First, when thinking about the difference between men and women, it seems to me that we would do well to frame the discussion in terms of the primary blessing/calling given to mankind, in which procreation is front and centre. Your treatment above doesn’t seem to me to emphasize the importance of this sufficiently: connecting your point here with some of your earlier posts on procreation would strengthen your case.
Second, the difference form and telos of male and female bodies is significant in this context, it seems to me, even before testosterone and the like comes into the picture. Also, these differences are pretty much universal. The telos of the male body is realized in outward interaction, most particularly in coitus. The telos of the female body is realized not merely in coitus, but also in conception, gestation, childbirth, and nursing. Unlike the male body, which has a single sexual organ with only one task of brief duration, the female body has many reminders of its sex and long processes and a continuing cycle associated with it. Its telos is one realized within the body and in direct relationship to the body itself. The female body is a site and source of communion, with a meaning that the male body cannot have.
Male identity is shaped by a body that is primarily functional and outward-oriented: masculinity is realized in agency and mastery, as the man becomes an independent actor in the world. Masculinity must be ‘proved’. Female identity is shaped by a body that is ‘pregnant’ with meaning, the source of communion. Female identity is far more contingent upon the relationship with the body. Women don’t have to ‘prove’ their femininity in the way that men do. Culturally, a female typically ‘becomes a woman’ through things that happen to her body, whether puberty, penetration, pregnancy, or childbirth. Women are thus considerably more vulnerable to sexual objectification. Feminine identity is very much about a women’s identity with her body, over her relationship with her agency.
Women’s sexual identity is thus much more integral to their physical being than men’s identity, which must be established in action. Women’s identity also doesn’t have the discreteness that men’s identity has. The woman’s identity is one associated with the communion bound up in the female body and thus implicates relationships to a degree that male identity does not. These differences explain a lot, I think.

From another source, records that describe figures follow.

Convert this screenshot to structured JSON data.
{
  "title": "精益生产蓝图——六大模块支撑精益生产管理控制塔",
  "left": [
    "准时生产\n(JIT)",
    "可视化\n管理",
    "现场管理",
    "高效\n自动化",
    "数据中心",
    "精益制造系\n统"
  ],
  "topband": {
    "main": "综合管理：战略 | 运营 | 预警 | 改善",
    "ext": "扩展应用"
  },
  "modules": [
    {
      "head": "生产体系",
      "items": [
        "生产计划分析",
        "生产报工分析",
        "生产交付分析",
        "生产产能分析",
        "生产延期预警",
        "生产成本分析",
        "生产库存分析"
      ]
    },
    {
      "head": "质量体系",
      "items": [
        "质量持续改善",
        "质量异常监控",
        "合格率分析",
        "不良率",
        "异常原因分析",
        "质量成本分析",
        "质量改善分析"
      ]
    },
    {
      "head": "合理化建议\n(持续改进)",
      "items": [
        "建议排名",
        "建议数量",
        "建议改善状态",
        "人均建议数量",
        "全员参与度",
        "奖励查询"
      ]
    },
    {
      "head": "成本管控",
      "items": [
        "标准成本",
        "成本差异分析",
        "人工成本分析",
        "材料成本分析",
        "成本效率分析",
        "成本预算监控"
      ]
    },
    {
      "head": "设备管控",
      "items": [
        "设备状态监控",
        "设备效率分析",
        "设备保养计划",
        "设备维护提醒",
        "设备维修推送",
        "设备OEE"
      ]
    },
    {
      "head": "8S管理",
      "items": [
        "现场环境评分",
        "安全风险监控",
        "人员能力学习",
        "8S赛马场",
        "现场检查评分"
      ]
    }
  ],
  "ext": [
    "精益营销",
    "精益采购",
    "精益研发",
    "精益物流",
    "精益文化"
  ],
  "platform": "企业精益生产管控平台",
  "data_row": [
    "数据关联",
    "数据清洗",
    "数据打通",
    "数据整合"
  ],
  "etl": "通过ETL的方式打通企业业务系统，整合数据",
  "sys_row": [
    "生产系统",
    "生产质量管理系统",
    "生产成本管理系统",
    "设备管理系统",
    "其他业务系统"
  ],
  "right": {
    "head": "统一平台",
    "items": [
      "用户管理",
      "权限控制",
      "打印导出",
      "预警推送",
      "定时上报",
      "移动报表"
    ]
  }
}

Thanks for the thoughts. I actually plan to continue with more installments on men, women, and function. This one was an introduction to the framework and methodology. I’ll be happy to incorporate your suggestions as well.
You should probably do some reading re: gender vs. sexuality.

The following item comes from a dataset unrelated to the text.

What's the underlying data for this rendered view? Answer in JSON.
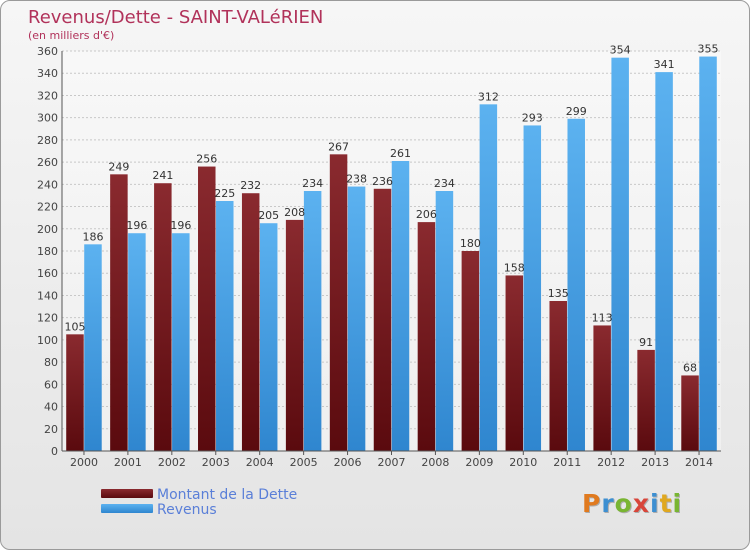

Second, I fully believe that we were made to be men and women, however, in the same way that we were created to be healthy (God didn’t make diseases) and have been broken by this fallen world, there are some people who through no fault or sin of their own, are born with broken minds and one of the results of this is gender mis-identity. As a church we need to study this, realize this, and figure out what on earth we will do if a person broken in this manner comes through our doors (or into our lives) seeking help. Are we prepared for the long-term commitment of walking beside a convert who will face the same temptations for the rest of their life (if God chooses not to supernaturally heal them)?
I appreciate this, Steven. It seems to me, when it comes down to it, that your view on men and women looks a lot like a conservative American Evangelical viewpoint. I’m sure you have different nuances, but the overlap seems tremendous and probably generally plays out along the lines of man working outside the home and woman being homemakers. I like this vision, to be honest.
I didn’t mean my comment as a dig. I just mean that, for the nuances you provide, your take seems extremely mainstream – I could roll this out in my local Southern Baptist church without much pushback. Which seems fine with me.
Yes, a big part of my approach is to show a sort of ‘natural,’ vision, one which most traditionally-minded folks of all stripes intuit. One difference, however, is that I am willing to critique the suburban vision of the nuclear family with lonesome mom and empty house. We have to challenge the American economy a good bit, and this will take some creative thinking.